The Popular Party accuses the ministry of requesting the information out of "political confrontation" following the Andalusian scandal.

A woman undergoes a mammogram at a Catalan hospital, in a file photo provided by the Health Care Institute.
ARA
20/10/2025
2 min

BarcelonaDelays in breast cancer screening in Andalusia are shaking up the political climate across the state. Two weeks ago,The Andalusian government admitted errors in the diagnoses and estimated that There would be at least 2,000 women affected and the trickle of cases does not stop. Following the scandal, which already claimed the first political leader withthe dismissal of the Minister of Health, Rocío Hernández, and for which The first complaints are already on the desk of the Superior Prosecutor's Office of Andalusia., the Ministry of Health requested data on cancer screenings from all autonomous communities. However, some of the PP regional governments have already stated that they will not send this information to the ministry, accusing it of requesting it out of "political confrontation."

According to the EFE news agency, the Popular Party (PP) autonomous regions of Madrid, the Valencian Community, and Murcia have agreed on a letter sent to the central government in which they argue to the Minister of Health, Mónica García, for their refusal to send data and indicators on breast cancer screening programs. For her part, the minister has accused these autonomous communities of hiding information from the public: "It's a political maneuver to hide cancer screening data from the public, in addition to an explicit confession that the data is not good," she told the X network.

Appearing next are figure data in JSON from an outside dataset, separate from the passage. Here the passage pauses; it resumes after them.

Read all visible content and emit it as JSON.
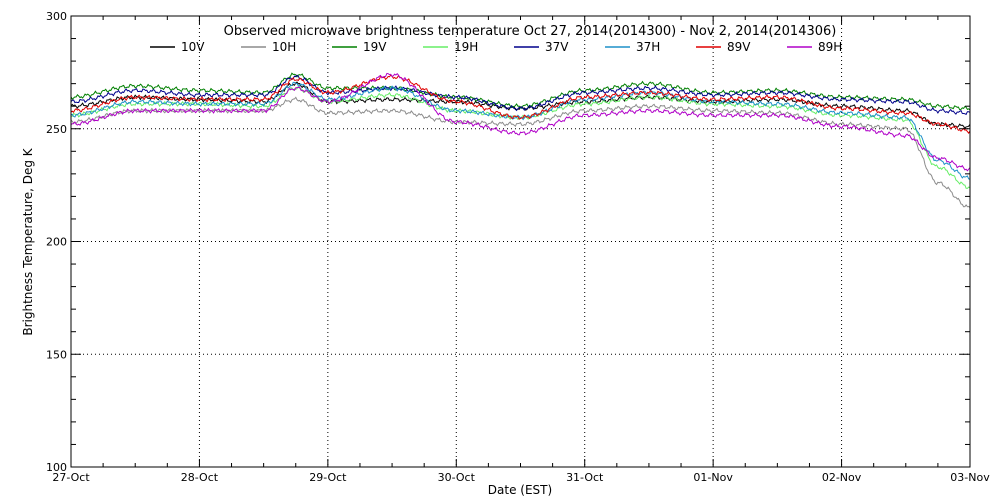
{
  "chart_data": {
    "type": "line",
    "title": "Observed microwave brightness temperature Oct 27, 2014(2014300) - Nov  2, 2014(2014306)",
    "xlabel": "Date (EST)",
    "ylabel": "Brightness Temperature, Deg K",
    "xlim": [
      "27-Oct",
      "03-Nov"
    ],
    "ylim": [
      100,
      300
    ],
    "x_ticks": [
      "27-Oct",
      "28-Oct",
      "29-Oct",
      "30-Oct",
      "31-Oct",
      "01-Nov",
      "02-Nov",
      "03-Nov"
    ],
    "y_ticks": [
      100,
      150,
      200,
      250,
      300
    ],
    "grid": "dotted",
    "legend_placement": "top",
    "series": [
      {
        "name": "10V",
        "color": "#000000",
        "x": [
          "27-Oct",
          "27-Oct 12:00",
          "28-Oct",
          "28-Oct 12:00",
          "28-Oct 18:00",
          "29-Oct",
          "29-Oct 12:00",
          "30-Oct",
          "30-Oct 12:00",
          "31-Oct",
          "31-Oct 12:00",
          "01-Nov",
          "01-Nov 12:00",
          "02-Nov",
          "02-Nov 12:00",
          "02-Nov 18:00",
          "03-Nov"
        ],
        "values": [
          260,
          264,
          263,
          262,
          270,
          262,
          263,
          262,
          259,
          262,
          264,
          262,
          263,
          260,
          258,
          252,
          251
        ]
      },
      {
        "name": "10H",
        "color": "#8c8c8c",
        "x": [
          "27-Oct",
          "27-Oct 12:00",
          "28-Oct",
          "28-Oct 12:00",
          "28-Oct 18:00",
          "29-Oct",
          "29-Oct 12:00",
          "30-Oct",
          "30-Oct 12:00",
          "31-Oct",
          "31-Oct 12:00",
          "01-Nov",
          "01-Nov 12:00",
          "02-Nov",
          "02-Nov 12:00",
          "02-Nov 18:00",
          "03-Nov"
        ],
        "values": [
          253,
          258,
          258,
          258,
          263,
          257,
          258,
          253,
          252,
          258,
          260,
          258,
          257,
          252,
          250,
          226,
          215
        ]
      },
      {
        "name": "19V",
        "color": "#008000",
        "x": [
          "27-Oct",
          "27-Oct 12:00",
          "28-Oct",
          "28-Oct 12:00",
          "28-Oct 18:00",
          "29-Oct",
          "29-Oct 12:00",
          "30-Oct",
          "30-Oct 12:00",
          "31-Oct",
          "31-Oct 12:00",
          "01-Nov",
          "01-Nov 12:00",
          "02-Nov",
          "02-Nov 12:00",
          "02-Nov 18:00",
          "03-Nov"
        ],
        "values": [
          264,
          269,
          267,
          266,
          274,
          268,
          268,
          264,
          260,
          267,
          270,
          266,
          267,
          264,
          263,
          260,
          259
        ]
      },
      {
        "name": "19H",
        "color": "#66ee66",
        "x": [
          "27-Oct",
          "27-Oct 12:00",
          "28-Oct",
          "28-Oct 12:00",
          "28-Oct 18:00",
          "29-Oct",
          "29-Oct 12:00",
          "30-Oct",
          "30-Oct 12:00",
          "31-Oct",
          "31-Oct 12:00",
          "01-Nov",
          "01-Nov 12:00",
          "02-Nov",
          "02-Nov 12:00",
          "02-Nov 18:00",
          "03-Nov"
        ],
        "values": [
          256,
          261,
          261,
          260,
          268,
          262,
          265,
          258,
          255,
          261,
          264,
          261,
          260,
          256,
          254,
          233,
          224
        ]
      },
      {
        "name": "37V",
        "color": "#00008b",
        "x": [
          "27-Oct",
          "27-Oct 12:00",
          "28-Oct",
          "28-Oct 12:00",
          "28-Oct 18:00",
          "29-Oct",
          "29-Oct 12:00",
          "30-Oct",
          "30-Oct 12:00",
          "31-Oct",
          "31-Oct 12:00",
          "01-Nov",
          "01-Nov 12:00",
          "02-Nov",
          "02-Nov 12:00",
          "02-Nov 18:00",
          "03-Nov"
        ],
        "values": [
          262,
          267,
          265,
          265,
          273,
          266,
          268,
          264,
          259,
          266,
          268,
          265,
          266,
          263,
          262,
          258,
          257
        ]
      },
      {
        "name": "37H",
        "color": "#1e90c8",
        "x": [
          "27-Oct",
          "27-Oct 12:00",
          "28-Oct",
          "28-Oct 12:00",
          "28-Oct 18:00",
          "29-Oct",
          "29-Oct 12:00",
          "30-Oct",
          "30-Oct 12:00",
          "31-Oct",
          "31-Oct 12:00",
          "01-Nov",
          "01-Nov 12:00",
          "02-Nov",
          "02-Nov 12:00",
          "02-Nov 18:00",
          "03-Nov"
        ],
        "values": [
          256,
          262,
          261,
          261,
          270,
          263,
          268,
          258,
          255,
          263,
          266,
          262,
          261,
          257,
          255,
          236,
          228
        ]
      },
      {
        "name": "89V",
        "color": "#e00000",
        "x": [
          "27-Oct",
          "27-Oct 12:00",
          "28-Oct",
          "28-Oct 12:00",
          "28-Oct 18:00",
          "29-Oct",
          "29-Oct 12:00",
          "30-Oct",
          "30-Oct 12:00",
          "31-Oct",
          "31-Oct 12:00",
          "01-Nov",
          "01-Nov 12:00",
          "02-Nov",
          "02-Nov 12:00",
          "02-Nov 18:00",
          "03-Nov"
        ],
        "values": [
          258,
          264,
          263,
          263,
          272,
          266,
          273,
          262,
          255,
          264,
          266,
          263,
          264,
          259,
          257,
          252,
          249
        ]
      },
      {
        "name": "89H",
        "color": "#b000c8",
        "x": [
          "27-Oct",
          "27-Oct 12:00",
          "28-Oct",
          "28-Oct 12:00",
          "28-Oct 18:00",
          "29-Oct",
          "29-Oct 12:00",
          "30-Oct",
          "30-Oct 12:00",
          "31-Oct",
          "31-Oct 12:00",
          "01-Nov",
          "01-Nov 12:00",
          "02-Nov",
          "02-Nov 12:00",
          "02-Nov 18:00",
          "03-Nov"
        ],
        "values": [
          252,
          258,
          258,
          258,
          268,
          262,
          274,
          253,
          248,
          256,
          258,
          256,
          256,
          251,
          247,
          237,
          232
        ]
      }
    ]
  }
}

She is trying to "maliciously monitor and manipulate the work that the autonomous communities have been doing for years" with an initiative that "seems to respond solely to a strategy of political confrontation." Population screening is "the exclusive responsibility of the autonomous communities," argued Madrid councilor Fátima Matute. "Cooperation must be based on respect for jurisdiction and on real objectives to improve care, not on the partisan use of public health," she concluded.

Regarding the Valencian Country, Carlos Mazón's executive "does not consider it appropriate" to send the requested information to the Health Ministry and will not collaborate in an initiative that they believe responds "solely to a strategy of political confrontation" and "to divert public attention from the serious shortcomings in the health management" of the ministry. From Murcia they criticize that the Health Ministry has requested this information without having previously established the model to send it or having developed the necessary computer system, which in their opinion makes a homogeneous transmission of data by all communities impossible.

La Rioja and the Canary Islands do send it

In contrast, in La Rioja, also governed by the Popular Party (PP), they emphasize that the regional ministries have been sending information on this and other matters for some time and stress that this region has always collaborated on anything that improves prevention and the health of its citizens. In the Canary Islands, where Coalición Canaria and the PP govern, they will not refuse to respond to the ministry's request, according to sources from the Canary Islands government explained to EFE. It should be noted that both the Presidency of the regional government and the Ministry of Health are under the umbrella of Coalición Canaria.

In Catalonia, sources from the Ministry of Health have explained to ARA that they will continue sending information on the various cancer screening programs as before. "This has always been done and we will continue to do so," the department assures.